Ich verstehe dich wirklich gut. Wenn der Körper relativ ok scheint und das Gehirn wie Watte wirkt kann das sehr verwirrend sein. Eine Erkrankung zeigt sich oft so im Inneren man merkt es nicht beim Blick von außen.
Mentale Erschöpfung kann bestehen auch wenn der Körper leistungsfähig wirkt. Das Gehirn verbraucht Energie bei Informationsverarbeitung und Stress. Ab einem Limit wird Sprache schwer und die Wortfindung hakt.

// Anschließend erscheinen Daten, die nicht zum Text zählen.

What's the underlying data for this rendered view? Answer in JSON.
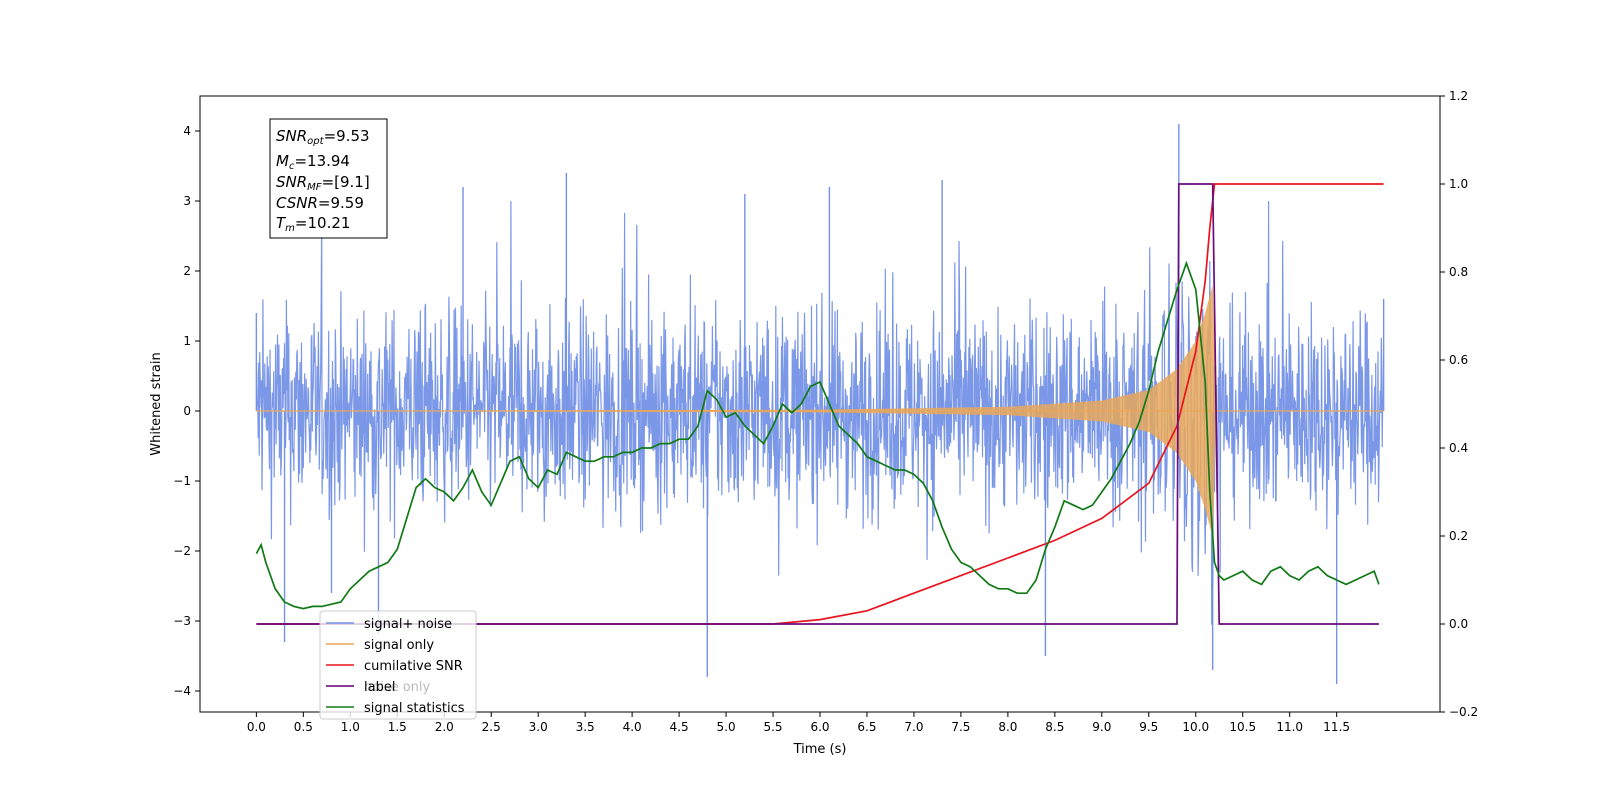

Vielleicht geht es dir darum dass Menschen nur nach Optik gehen. Ein guter Tag wird wörtlich genommen und jemand erwartet Heilung. Doch die Erkrankung lebt weiter auch wenn es heute gut geht.
Muss man wirklich jeden schlechten Tag erklären oder kann man auch einfach erzählen wie es sich anfühlt?
Vielleicht sollten wir das Thema neu rahmen statt von Krankheit zu reden. Es geht weniger um Heilung als um Grenzen und Pausen und ehrliche Kommunikation.
Man könnte das was du Erschöpfung nennst als Hinweis auf ein Konzept sehen das den Blick verschiebt und nicht sofort erklärt wird. Die Erkrankung bleibt im Klang der Worte erhalten.